Falando numa sessão pública, o Presidente ucraniano disse aos líderes europeus presentes que é necessário se concentrarem “no que fazer se a Rússia não acabar com esta guerra”.
“Precisamos de pressão contínua e precisamos de paz e, claro, isso é o número um”, mas também “precisamos encontrar um formato diplomático viável e a Europa deve estar à mesa em quaisquer negociações”, exortou Volodymyr Zelensky, referindo que, este verão, o Presidente russo, Vladimir Putin, vai “decidir o que fazer a seguir”.
Depois de a União Europeia (UE) ter aprovado novas sanções à Rússia, o responsável pediu que “se continue com esta pressão”.
“Devemos levar a Rússia à diplomacia. Por favor, oponham-se a qualquer ideia de aliviar sanções, isto é importante”, solicitou, numa altura em que os Estados Unidos suspenderam temporariamente a maioria das sanções contra a indústria petrolífera russa, permitindo embarques para conter a alta dos preços.

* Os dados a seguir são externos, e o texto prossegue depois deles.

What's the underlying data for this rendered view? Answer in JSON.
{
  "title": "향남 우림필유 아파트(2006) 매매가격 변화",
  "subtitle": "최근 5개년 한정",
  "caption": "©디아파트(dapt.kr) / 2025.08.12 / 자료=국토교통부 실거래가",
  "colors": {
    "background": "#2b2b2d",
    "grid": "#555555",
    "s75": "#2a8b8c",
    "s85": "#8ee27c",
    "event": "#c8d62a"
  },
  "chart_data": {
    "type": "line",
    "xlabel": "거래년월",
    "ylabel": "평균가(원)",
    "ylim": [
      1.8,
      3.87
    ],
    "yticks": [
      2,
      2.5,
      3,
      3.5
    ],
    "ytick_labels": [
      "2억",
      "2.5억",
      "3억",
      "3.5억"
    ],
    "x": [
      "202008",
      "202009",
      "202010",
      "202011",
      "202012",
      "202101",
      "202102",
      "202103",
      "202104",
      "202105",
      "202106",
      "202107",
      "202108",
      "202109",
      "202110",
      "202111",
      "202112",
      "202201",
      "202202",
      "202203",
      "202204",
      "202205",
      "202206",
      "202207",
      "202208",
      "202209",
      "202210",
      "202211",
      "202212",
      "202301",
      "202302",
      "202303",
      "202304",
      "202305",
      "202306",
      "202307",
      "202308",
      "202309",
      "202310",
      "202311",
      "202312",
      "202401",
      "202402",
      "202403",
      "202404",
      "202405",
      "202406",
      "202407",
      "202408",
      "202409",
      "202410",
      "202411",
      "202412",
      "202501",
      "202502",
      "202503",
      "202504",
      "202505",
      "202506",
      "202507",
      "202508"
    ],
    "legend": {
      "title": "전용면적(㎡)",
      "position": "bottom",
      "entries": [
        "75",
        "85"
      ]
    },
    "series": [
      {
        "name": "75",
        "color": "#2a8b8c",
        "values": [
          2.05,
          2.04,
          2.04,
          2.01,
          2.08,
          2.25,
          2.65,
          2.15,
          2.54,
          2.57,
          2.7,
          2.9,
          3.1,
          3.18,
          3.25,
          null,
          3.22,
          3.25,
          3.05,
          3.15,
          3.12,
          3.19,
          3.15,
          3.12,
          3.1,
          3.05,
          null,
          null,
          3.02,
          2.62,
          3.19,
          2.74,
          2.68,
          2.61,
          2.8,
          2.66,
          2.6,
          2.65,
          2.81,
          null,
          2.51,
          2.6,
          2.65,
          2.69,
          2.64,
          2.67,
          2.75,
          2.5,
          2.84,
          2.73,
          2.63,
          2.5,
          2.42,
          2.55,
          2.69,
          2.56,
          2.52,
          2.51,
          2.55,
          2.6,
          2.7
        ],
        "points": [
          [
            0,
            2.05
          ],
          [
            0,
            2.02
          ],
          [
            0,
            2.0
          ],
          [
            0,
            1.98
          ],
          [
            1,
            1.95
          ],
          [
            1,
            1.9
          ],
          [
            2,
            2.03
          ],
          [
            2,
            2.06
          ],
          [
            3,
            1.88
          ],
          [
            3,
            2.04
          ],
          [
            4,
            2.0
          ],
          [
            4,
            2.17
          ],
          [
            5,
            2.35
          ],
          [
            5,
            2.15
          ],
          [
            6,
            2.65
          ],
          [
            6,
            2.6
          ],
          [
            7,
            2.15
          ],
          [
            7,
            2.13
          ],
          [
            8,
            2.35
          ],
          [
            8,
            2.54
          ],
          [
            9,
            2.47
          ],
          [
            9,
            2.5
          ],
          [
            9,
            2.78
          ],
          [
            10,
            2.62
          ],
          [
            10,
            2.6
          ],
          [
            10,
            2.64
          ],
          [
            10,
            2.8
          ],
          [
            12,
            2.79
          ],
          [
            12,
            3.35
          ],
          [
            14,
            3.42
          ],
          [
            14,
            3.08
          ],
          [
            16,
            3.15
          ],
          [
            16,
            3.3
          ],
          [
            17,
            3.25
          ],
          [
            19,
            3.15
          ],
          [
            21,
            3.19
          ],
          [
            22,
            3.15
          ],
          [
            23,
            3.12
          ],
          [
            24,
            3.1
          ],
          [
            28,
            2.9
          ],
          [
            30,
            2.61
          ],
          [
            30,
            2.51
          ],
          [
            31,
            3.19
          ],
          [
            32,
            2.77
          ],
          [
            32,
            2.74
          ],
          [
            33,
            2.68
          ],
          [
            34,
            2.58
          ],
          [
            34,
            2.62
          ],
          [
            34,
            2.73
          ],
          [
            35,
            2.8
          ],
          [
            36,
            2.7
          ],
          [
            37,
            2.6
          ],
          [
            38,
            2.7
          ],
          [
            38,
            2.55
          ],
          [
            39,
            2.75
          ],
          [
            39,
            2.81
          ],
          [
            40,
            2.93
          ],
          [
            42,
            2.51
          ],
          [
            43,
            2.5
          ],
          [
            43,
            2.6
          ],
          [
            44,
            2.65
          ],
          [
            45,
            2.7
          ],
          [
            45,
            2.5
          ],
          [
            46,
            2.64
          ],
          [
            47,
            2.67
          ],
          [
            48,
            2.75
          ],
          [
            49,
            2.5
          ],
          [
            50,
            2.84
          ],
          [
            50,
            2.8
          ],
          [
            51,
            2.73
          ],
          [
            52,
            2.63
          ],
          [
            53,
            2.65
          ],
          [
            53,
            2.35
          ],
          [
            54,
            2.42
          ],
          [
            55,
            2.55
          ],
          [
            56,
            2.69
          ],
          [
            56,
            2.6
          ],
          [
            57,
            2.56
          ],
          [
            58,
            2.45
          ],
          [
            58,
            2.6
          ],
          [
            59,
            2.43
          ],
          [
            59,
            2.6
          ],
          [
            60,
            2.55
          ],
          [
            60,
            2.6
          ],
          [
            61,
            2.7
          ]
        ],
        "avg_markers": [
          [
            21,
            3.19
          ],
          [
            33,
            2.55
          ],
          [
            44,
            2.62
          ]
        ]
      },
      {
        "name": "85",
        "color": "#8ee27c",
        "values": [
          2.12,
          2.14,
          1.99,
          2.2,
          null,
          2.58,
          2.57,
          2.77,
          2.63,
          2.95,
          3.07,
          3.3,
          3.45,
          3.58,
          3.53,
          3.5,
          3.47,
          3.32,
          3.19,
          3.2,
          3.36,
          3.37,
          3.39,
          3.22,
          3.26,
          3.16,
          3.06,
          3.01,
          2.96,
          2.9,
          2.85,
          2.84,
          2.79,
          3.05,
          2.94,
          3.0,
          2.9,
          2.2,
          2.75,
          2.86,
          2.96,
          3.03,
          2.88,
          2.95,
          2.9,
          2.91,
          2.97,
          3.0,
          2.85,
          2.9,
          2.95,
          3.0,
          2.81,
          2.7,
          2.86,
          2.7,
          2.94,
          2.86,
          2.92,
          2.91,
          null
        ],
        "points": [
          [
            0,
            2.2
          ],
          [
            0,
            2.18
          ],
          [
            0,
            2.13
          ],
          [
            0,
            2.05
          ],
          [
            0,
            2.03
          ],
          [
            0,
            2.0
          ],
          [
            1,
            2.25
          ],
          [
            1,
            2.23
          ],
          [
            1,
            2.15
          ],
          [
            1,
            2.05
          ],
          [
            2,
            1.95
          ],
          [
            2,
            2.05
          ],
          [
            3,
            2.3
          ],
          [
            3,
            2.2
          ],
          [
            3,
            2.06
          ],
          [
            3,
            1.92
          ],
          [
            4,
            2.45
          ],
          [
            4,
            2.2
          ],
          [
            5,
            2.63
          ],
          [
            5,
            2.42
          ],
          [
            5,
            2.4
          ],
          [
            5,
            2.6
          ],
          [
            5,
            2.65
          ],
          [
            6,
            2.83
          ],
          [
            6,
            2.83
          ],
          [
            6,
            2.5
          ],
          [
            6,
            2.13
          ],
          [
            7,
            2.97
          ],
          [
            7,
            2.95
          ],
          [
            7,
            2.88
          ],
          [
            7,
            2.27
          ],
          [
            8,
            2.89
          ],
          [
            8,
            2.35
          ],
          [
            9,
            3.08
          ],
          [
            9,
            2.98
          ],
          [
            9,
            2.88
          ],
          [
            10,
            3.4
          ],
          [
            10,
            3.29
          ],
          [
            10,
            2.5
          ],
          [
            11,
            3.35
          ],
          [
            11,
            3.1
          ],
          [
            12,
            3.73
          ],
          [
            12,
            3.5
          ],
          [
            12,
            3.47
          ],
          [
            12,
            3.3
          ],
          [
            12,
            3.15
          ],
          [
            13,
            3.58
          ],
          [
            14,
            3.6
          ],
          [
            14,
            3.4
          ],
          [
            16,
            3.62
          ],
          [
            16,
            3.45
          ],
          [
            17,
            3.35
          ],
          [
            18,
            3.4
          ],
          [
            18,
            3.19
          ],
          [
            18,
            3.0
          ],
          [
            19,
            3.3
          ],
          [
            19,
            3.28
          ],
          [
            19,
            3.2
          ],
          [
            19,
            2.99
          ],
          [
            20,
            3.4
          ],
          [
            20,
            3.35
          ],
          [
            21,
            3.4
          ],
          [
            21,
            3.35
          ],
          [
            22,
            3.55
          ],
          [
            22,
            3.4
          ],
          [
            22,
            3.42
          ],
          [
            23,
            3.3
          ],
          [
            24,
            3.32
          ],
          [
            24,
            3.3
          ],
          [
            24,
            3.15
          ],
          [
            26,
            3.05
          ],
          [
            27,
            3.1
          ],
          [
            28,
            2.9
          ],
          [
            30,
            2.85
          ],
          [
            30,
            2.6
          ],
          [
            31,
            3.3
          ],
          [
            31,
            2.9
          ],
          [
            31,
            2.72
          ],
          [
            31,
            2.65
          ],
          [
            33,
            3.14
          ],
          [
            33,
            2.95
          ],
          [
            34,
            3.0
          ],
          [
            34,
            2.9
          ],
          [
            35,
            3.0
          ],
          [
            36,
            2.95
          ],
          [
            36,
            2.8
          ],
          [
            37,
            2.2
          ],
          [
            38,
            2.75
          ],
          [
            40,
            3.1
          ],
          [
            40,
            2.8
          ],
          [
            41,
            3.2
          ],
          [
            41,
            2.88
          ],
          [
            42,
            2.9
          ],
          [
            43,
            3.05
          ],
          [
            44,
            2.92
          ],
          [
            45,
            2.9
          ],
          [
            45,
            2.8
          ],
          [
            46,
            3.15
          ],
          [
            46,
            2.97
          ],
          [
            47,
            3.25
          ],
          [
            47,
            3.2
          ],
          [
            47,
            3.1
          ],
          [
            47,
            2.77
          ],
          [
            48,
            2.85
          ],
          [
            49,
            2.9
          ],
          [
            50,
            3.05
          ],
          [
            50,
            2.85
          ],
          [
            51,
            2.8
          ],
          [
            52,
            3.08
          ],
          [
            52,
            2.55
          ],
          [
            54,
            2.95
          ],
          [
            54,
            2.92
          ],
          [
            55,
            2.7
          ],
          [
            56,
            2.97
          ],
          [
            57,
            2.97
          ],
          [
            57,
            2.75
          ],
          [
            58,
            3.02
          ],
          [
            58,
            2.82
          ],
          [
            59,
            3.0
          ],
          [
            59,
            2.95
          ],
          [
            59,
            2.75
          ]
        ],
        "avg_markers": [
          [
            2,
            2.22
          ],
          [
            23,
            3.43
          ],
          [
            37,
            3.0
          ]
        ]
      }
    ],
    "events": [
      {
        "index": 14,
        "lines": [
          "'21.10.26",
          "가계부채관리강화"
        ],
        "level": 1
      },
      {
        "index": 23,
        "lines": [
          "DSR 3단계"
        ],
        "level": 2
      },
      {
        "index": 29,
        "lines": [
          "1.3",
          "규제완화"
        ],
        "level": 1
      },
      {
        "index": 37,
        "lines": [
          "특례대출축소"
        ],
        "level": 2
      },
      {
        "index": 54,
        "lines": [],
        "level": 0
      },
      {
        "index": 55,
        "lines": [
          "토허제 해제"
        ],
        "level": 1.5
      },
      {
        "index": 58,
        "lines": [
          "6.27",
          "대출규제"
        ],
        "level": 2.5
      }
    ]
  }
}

Tal crise de preços energéticos deve-se ao conflito no Médio Oriente – causado pelos ataques norte-americanos e israelitas ao Irão e pela consequente resposta iraniana –, que foi também mencionado neste discurso.

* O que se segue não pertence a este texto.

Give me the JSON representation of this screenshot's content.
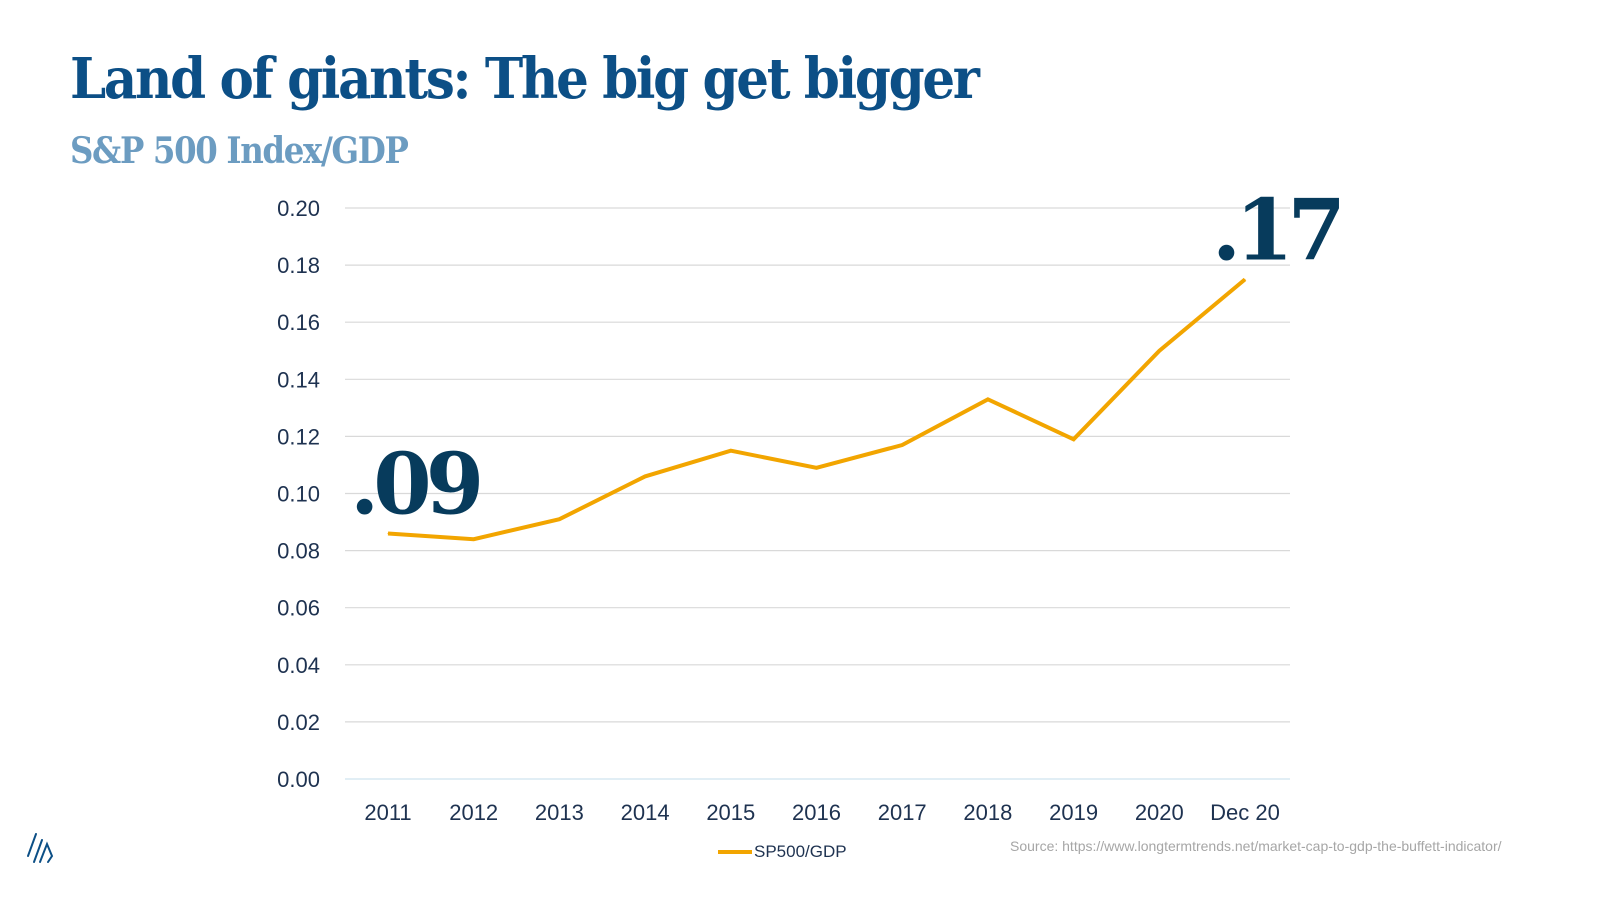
{
  "slide": {
    "title": "Land of giants: The big get bigger",
    "subtitle": "S&P 500 Index/GDP",
    "source": "Source: https://www.longtermtrends.net/market-cap-to-gdp-the-buffett-indicator/",
    "logo_icon": "brand-slash-logo-icon"
  },
  "colors": {
    "title": "#0c4f86",
    "subtitle": "#6c9cc1",
    "series": "#f2a500",
    "callout": "#073b5c",
    "grid": "#d9d9d9"
  },
  "chart_data": {
    "type": "line",
    "title": "S&P 500 Index/GDP",
    "xlabel": "",
    "ylabel": "",
    "categories": [
      "2011",
      "2012",
      "2013",
      "2014",
      "2015",
      "2016",
      "2017",
      "2018",
      "2019",
      "2020",
      "Dec 20"
    ],
    "series": [
      {
        "name": "SP500/GDP",
        "values": [
          0.086,
          0.084,
          0.091,
          0.106,
          0.115,
          0.109,
          0.117,
          0.133,
          0.119,
          0.15,
          0.175
        ]
      }
    ],
    "ylim": [
      0,
      0.2
    ],
    "yticks": [
      "0.00",
      "0.02",
      "0.04",
      "0.06",
      "0.08",
      "0.10",
      "0.12",
      "0.14",
      "0.16",
      "0.18",
      "0.20"
    ],
    "grid": true,
    "legend": {
      "position": "bottom-center",
      "entries": [
        "SP500/GDP"
      ]
    },
    "annotations": [
      {
        "text": ".09",
        "category": "2011",
        "placement": "above-start"
      },
      {
        "text": ".17",
        "category": "Dec 20",
        "placement": "above-end"
      }
    ]
  }
}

Nestas declarações, Volodymyr Zelensky apontou que “a guerra no Irão continua e pode causar instabilidade por muito tempo e pode aumentar o custo de vida em todos os nossos países nestes anos”.
“Isso pode levar a grandes mudanças políticas e, portanto, a nossa cooperação energética e de segurança precisa ser uma cooperação real, e precisamos ajudar-nos mutuamente a preparar o inverno e lidar com os desafios energéticos”, referiu.
Para Volodymyr Zelensky, a Europa deve ainda “avançar para uma solução de longo prazo para o Estreito de Ormuz e para o povo do Irão”.
A capital da Arménia, Erevan, recebe hoje uma cimeira da Comunidade Política Europeia (CPE) para debater a estabilidade do continente face às tensões geopolíticas mundiais sob o lema “Construir o futuro: unidade e estabilidade na Europa”.
O primeiro-ministro, Luís Montenegro, não participará por motivos de agenda, ao contrário do anteriormente previsto.
Da lista oficial de participantes, que são mais de 40, contam 14 dos 27 chefes de Estado e de Governo da UE, incluindo o Presidente francês, Emmanuel Macron, que impulsionou a criação da CPE.
A cimeira será, ainda assim, dominada pelo contexto internacional, dado que a UE quer manifestar o seu apoio contínuo à Ucrânia face à invasão russa e que o conflito no Médio Oriente continua a ter implicações, sobretudo ao nível energético.
Quanto ao Cáucaso do Sul, a estratégia da UE passa por dar apoio para reduzir a dependência destes países em relação à Rússia.
A Comunidade Política Europeia é uma plataforma de diálogo e cooperação que junta países da UE e vários Estados vizinhos do continente, criada em 2022, em contexto de invasão russa da Ucrânia.